This document explains how to create text embeddings with Vertex AI´s text embeddings API and how to use them in retrieval and vector search workflows. The service produces dense vectors that capture meaning rather than direct word matches, which makes them useful for semantic search, question answering, and similarity ranking. Vectors are normalized, so cosine similarity, dot product, or Euclidean distance all provide consistent similarity rankings.
Vertex AI supports several embedding models. The flagship model is ´gemini-embedding-001´, which produces up to 3072-dimensional vectors and is designed for state-of-the-art performance across english, multilingual, and code tasks. Two smaller models, ´text-embedding-005´ and ´text-multilingual-embedding-002´, produce up to 768-dimensional vectors and specialize in english and multilingual tasks respectively. Note that ´gemini-embedding-001´ supports one instance per request. Also note the service banner: starting april 29, 2025, gemini 1.5 pro and gemini 1.5 flash models are not available to projects with no prior usage of those models, including new projects.

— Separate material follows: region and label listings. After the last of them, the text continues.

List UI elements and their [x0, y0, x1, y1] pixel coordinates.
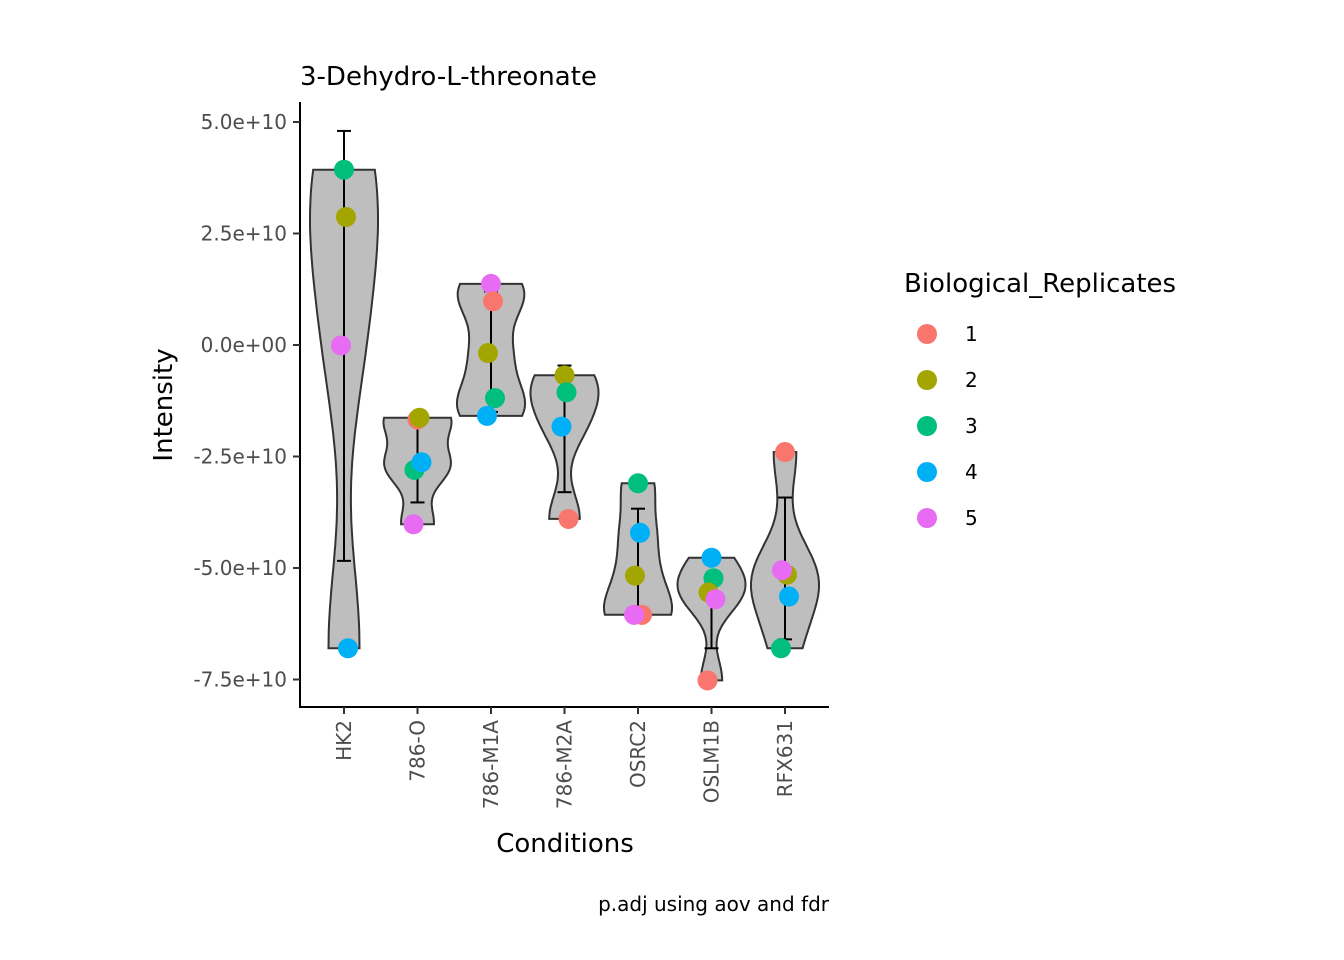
- data-point: [478, 343, 498, 364]
- data-point: [628, 473, 648, 494]
- data-point: [625, 565, 645, 586]
- y-tick-label: 0.0e+00: [201, 333, 287, 357]
- legend-label: 4: [965, 460, 978, 484]
- data-point: [779, 586, 799, 607]
- legend-label: 3: [965, 414, 978, 438]
- data-point: [409, 407, 430, 428]
- y-tick-label: -7.5e+10: [193, 668, 287, 692]
- data-point: [334, 159, 354, 180]
- data-point: [772, 560, 792, 581]
- x-tick-label: 786-M2A: [553, 720, 577, 809]
- data-point: [485, 388, 505, 409]
- legend-label: 1: [965, 322, 978, 346]
- x-tick-label: 786-O: [406, 720, 430, 782]
- x-tick-label: 786-M1A: [479, 720, 503, 809]
- data-point: [336, 206, 356, 227]
- legend-key: [917, 416, 937, 436]
- data-point: [331, 335, 351, 356]
- y-axis-title: Intensity: [149, 348, 179, 461]
- x-tick-label: OSRC2: [626, 720, 650, 788]
- legend-title: Biological_Replicates: [904, 269, 1176, 299]
- data-point: [481, 273, 501, 294]
- data-point: [701, 547, 722, 568]
- y-tick-label: 5.0e+10: [201, 110, 287, 134]
- data-point: [411, 452, 432, 473]
- point-layer: [331, 159, 799, 691]
- data-point: [771, 638, 791, 659]
- legend-key: [917, 370, 937, 390]
- legend-label: 5: [965, 506, 978, 530]
- y-tick-label: -2.5e+10: [193, 445, 287, 469]
- y-tick-label: 2.5e+10: [201, 222, 287, 246]
- x-tick-label: HK2: [332, 720, 356, 761]
- legend-label: 2: [965, 368, 978, 392]
- y-axis-ticks: 5.0e+10 2.5e+10 0.0e+00 -2.5e+10 -5.0e+10 -7.…: [193, 110, 300, 692]
- x-axis-ticks: HK2 786-O 786-M1A 786-M2A OSRC2 OSLM1B RFX631: [332, 707, 797, 809]
- data-point: [558, 508, 579, 529]
- legend-key: [917, 508, 937, 528]
- data-point: [630, 522, 650, 543]
- legend: 1 2 3 4 5: [917, 322, 978, 530]
- data-point: [483, 291, 503, 312]
- x-tick-label: OSLM1B: [700, 720, 724, 803]
- data-point: [705, 589, 726, 610]
- x-tick-label: RFX631: [773, 720, 797, 797]
- data-point: [338, 638, 358, 659]
- x-axis-title: Conditions: [496, 829, 634, 859]
- data-point: [477, 405, 497, 426]
- data-point: [697, 670, 718, 691]
- data-point: [624, 604, 644, 625]
- legend-key: [917, 324, 937, 344]
- data-point: [403, 514, 424, 535]
- chart-title: 3-Dehydro-L-threonate: [300, 62, 597, 92]
- y-tick-label: -5.0e+10: [193, 556, 287, 580]
- data-point: [775, 442, 795, 463]
- data-point: [551, 416, 572, 437]
- data-point: [554, 365, 575, 386]
- caption: p.adj using aov and fdr: [598, 892, 830, 916]
- legend-key: [917, 462, 937, 482]
- data-point: [556, 382, 577, 403]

The API enforces request limits to protect reliability and performance. Each call can include up to 250 input texts and the overall input token cap is 20,000 tokens; exceeding that returns a 400 error. Individual input texts are limited to 2048 tokens and are silently truncated by default, although users can disable silent truncation by setting ´autoTruncate´ to false. Developers can also reduce storage and compute costs by specifying ´output_dimensionality´ to produce smaller embedding vectors; smaller vectors often retain much of the utility while saving space.

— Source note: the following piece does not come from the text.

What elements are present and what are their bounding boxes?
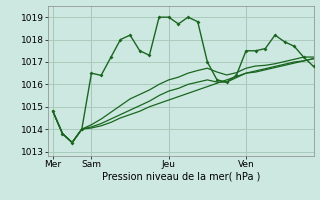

Practical integration is demonstrated with the python genai SDK, including example environment variables and a sample embed_content call that requests embeddings for multiple strings and optional metadata like title and task type. After generating embeddings you can persist them in a vector database such as Vertex AI Vector Search for low-latency retrieval as your dataset grows. The documentation also links to deeper resources, including model reference pages, supported languages, rate limits, batch prediction guides, tuning tips, and the research behind the embeddings models.